WAVE IMPACT PRESSURE ON VERTICAL WALLS UNDER BREAKING WAVES OF VARIOUS TYPES

Laboratory experiments were conducted to improve our understanding of the physics and characteristics of impact pressures due to collisions of breaking waves against a vertical wall. Measurements of impact wave pressures were performed simultaneously with observation of high-speed video pictures of the violent wave motion at the collision. The physics and characteristics of the impact pressure significantly depend on the colliding conditions of breaking waves. These were studied for the following colliding conditions: flip-through, collision of the vertical wave front, and plunging wave collision. When a small amount of air is entrapped between the breaking wave and the wall at the collision, the impact pressure increases considerably. The highest pressure, of very short duration, is observed when a vertical wave front strikes the wall while trapping a small amount of air in the form of either bubbles or a thin lens-shaped pocket.

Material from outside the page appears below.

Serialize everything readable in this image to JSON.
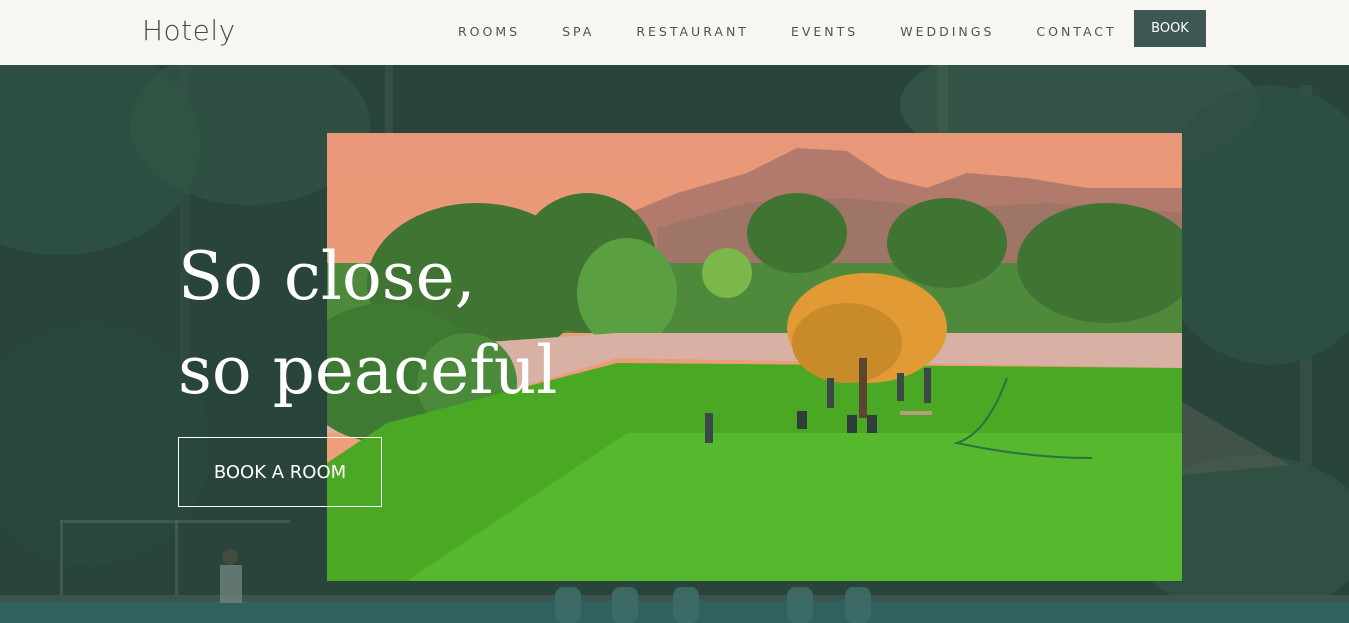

The impulsive pressure, occurring in the vicinity of the still water level, is transmitted downwards through the water body with the sound velocity. The larger the amount of the entrapped air at impact of the plunging breakers, the lower the magnitude and the longer the rise or compression time of the impact pressures. When plunging and curling of the breaking wave develop well, a thick air pocket is trapped, and damped pressure oscillations, due to the air pocket pulsation, appear immediately after the peak of the impact pressure. The oscillation frequencies are lower the greater the amount of entrapped air, and are almost equal to the resonant frequency of pulsating air pockets. The damping mechanisms, however, still remain unknown. Agreements between the measured and predicted oscillation frequencies suggest that adiabatic processes of the air pocket play an essential role in the physics of high impact pressure.